I tried to walk four to five times a week.  I built up to a mile by the end of March and took that up to two miles by the end of April.  By mid-summer my walks were 2-3 miles and I had gone from a pace of about 2.2 miles per hour to 3.1 mph (yes there is an app for that).  These are modest improvements to be sure.

At the same time, I decided to eat more sensibly and I have.  I try to eat three smaller or normal (not normal for the old me mind you) meals a day and avoid unhealthy snacks and desserts.  The goal was to lose weight but slowly as I change my behavior to eat more sensibly and healthier.  Basically, it is working.  I am down a shirt size and a pant size.

I am getting to the point where this walking and better eating regimen is becoming my new norm.  It is even OK to splurge a bit here or there.

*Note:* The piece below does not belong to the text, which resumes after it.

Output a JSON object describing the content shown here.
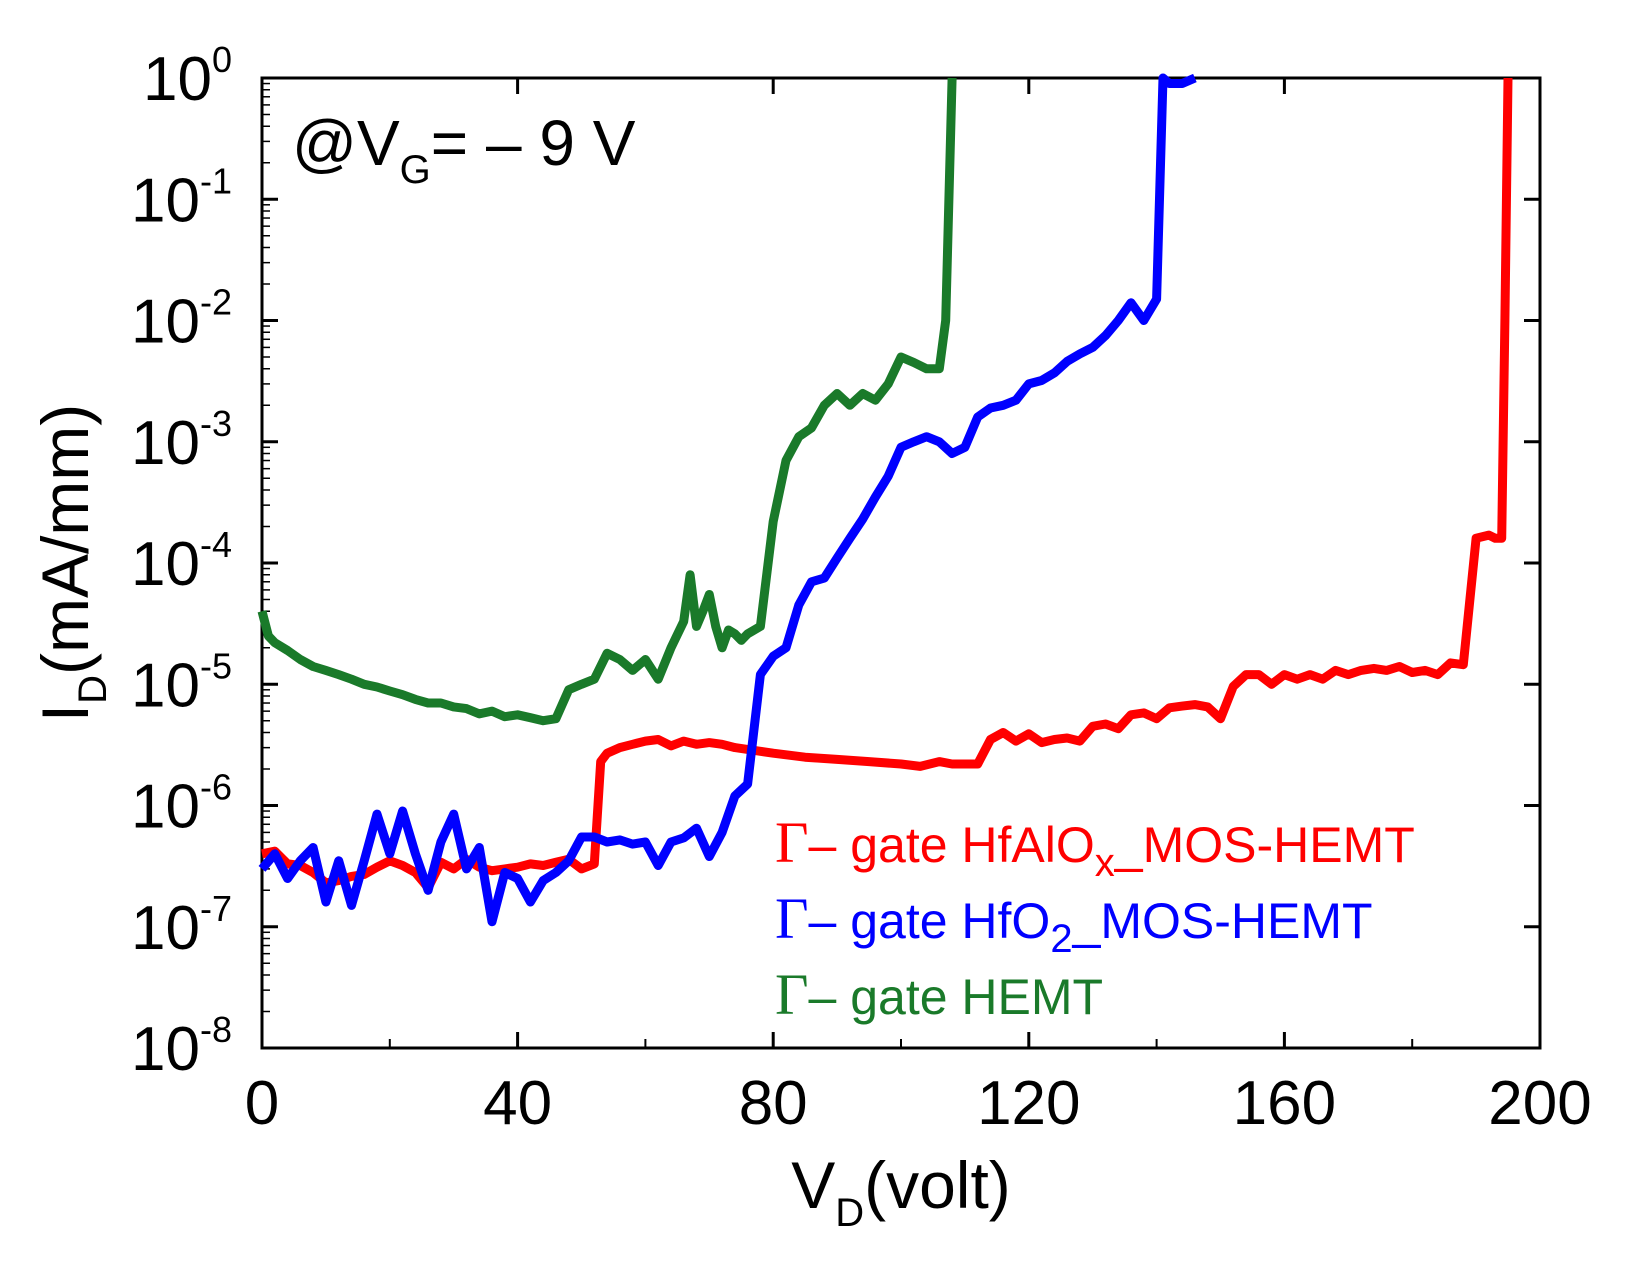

My paternal grandfather had a motto of “moderation in all things.”  I understood the value of that tenet but never really practiced it.  Some years ago, I saw that this wise advice was attributed to Aristotle.  Today, in trying to verify that, I found this on oxfordreference.com on “moderation in all things”: 

Proverbial saying, mid 19th century; a more recent formulation of the idea contained in there is measure in all things. The essential thought is found in the work of the Greek poet Hesiod (c.700 bc), ‘observe due measure; moderation is best in all things’, and of the Roman comic dramatist Plautus (c. 250–184 bc), ‘moderation in all things is the best policy.’

There will be more to follow on this subject.